Comer o cenar de improvisado en un restaurante de la Malva-rosa un domingo a mediodía es ya un recuerdo. En el primer fin de semana de agosto tras la pandemia de la covid-19, la afluencia en la playa valenciana ha descendido casi a la mitad respecto a la misma fecha en 2019. Un verdadero drama para la economía que ve cómo su principal cliente, los turistas extranjeros, no llegan. «Ahora tendríamos un 90 % de clientes europeos y en estos momentos no debe llegar al 20 %, como mucho», dice Pablo, maître del restaurante Tridente. Ha visto cómo en las últimas semanas la afluencia descendía en el restaurante que regenta. Julio comenzó con mucha fuerza y movimiento de personas, pero los brotes de contagios por la covid-19 y las restricciones europeas han terminado por complicar un verano ya de por sí atípico.

El ejemplo lo da el mismo maître: «Todos los años contratamos a tres personas para la sala y tres más para cocina, pero este año nos estamos apañando los que estamos en plantilla». De hecho, según reconoce, las reservas para comer en fin de semana se mantienen pero con «llenos simples». Se acabó aquello de comer por turnos y doblar el horario de las comidas. En el caso de los desayunos, si el año pasado se servían unos 90 al día en Tridente, ahora apenas llegan a los 30. «Salvaremos la temporada y puede que con nota, pero las pérdidas han sido brutales», sentencia Pablo.

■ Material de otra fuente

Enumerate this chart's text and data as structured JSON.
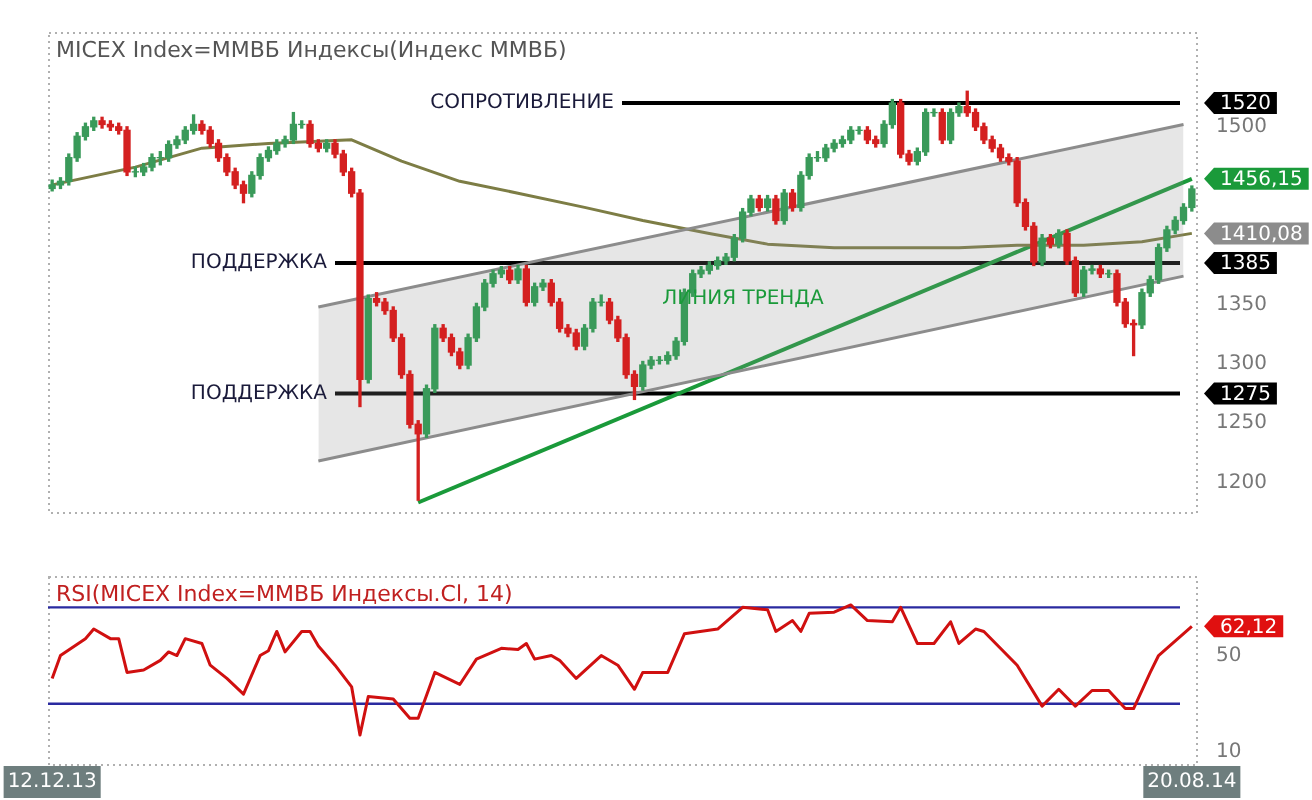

En este mismo sentido se expresa Verónica, compañera de Pablo pero en Hotel Neptuno. El fin de semana han estado completos, pero ayer domingo la mitad de los huéspedes recogió sus maletas y de 90 habitaciones, la mitad se quedó vacía. «Así se mantendrá toda la semana», prevé.

La incertidumbre por la que los hosteleros pasan es la misma que los clientes, por lo que la recepcionista reconoce que el tipo de reservas ha cambiado por completo. Este año son todas de última hora, cuando uno ya sabe si va a poder viajar o si se va a encontrar con restricciones. De hecho, la mayor parte de las cancelaciones que se han producido la última semana han sido la de turistas extranjeros y sobreviven gracias a los nacionales. «De Italia casi no llegan personas, los ingleses ni se les ve y son los franceses los que más se están dejando ver», reconoce Verónica.

En la playa, alrededor de las 13 horas, los bañistas comienzan a salir hacia el paseo. Es el caso de Ana, de Madrid, que apura las horas antes de volver a la capital ayer por la tarde. Sus padres están aquí y vino a verles el fin de semana y se lo ha pasado en la playa. «El viernes y el sábado había más gente que hoy-por ayer-», reconoce, y asegura que ha encontrado la Malva-rosa más vacía que otros años. No es una percepción errónea. Oleh, Svetlana e Ilya también se secan en el paseo mientras explican que hace dos semanas costaba encontrar huecos cerca del mar: ayer podían elegir estar cerca del agua o más retirados.

Mientras, los dos auxiliares de playa que custodian uno de los accesos, apuntan que ayer la afluencia estaba contenida.Además, los toques de atención por el uso de la mascarilla han caído en picado porque la gente está más concienciada y la usan en todo momento.

Es el caso de Sonia y Diego, que salen del agua de hacer «paddle surf». La valenciana asegura que desde el espigón parece que haya muchas sombrillas pero una vez en la arena, la distancia de dos metros entre toallas se mantiene a la perfección. Diego, su compañero, que viene de Castelló, explica que no han tenido ningún problema por saturación de tablas.

Ya en La Marina, Diego, que regenta el chiringuito «El Rincón de los bajitos», asegura que el año pasado, a mediodía, «no podría atenderte, estaría sirviendo mesas. Ahora, ya ves, no más de diez personas sentadas». El público al que más ha atendido es valenciano y sobre todo por la tarde, ya que por la mañana las altas temperaturas de todo el fin de semana han disuadido a los paseantes de acercarse a la arena.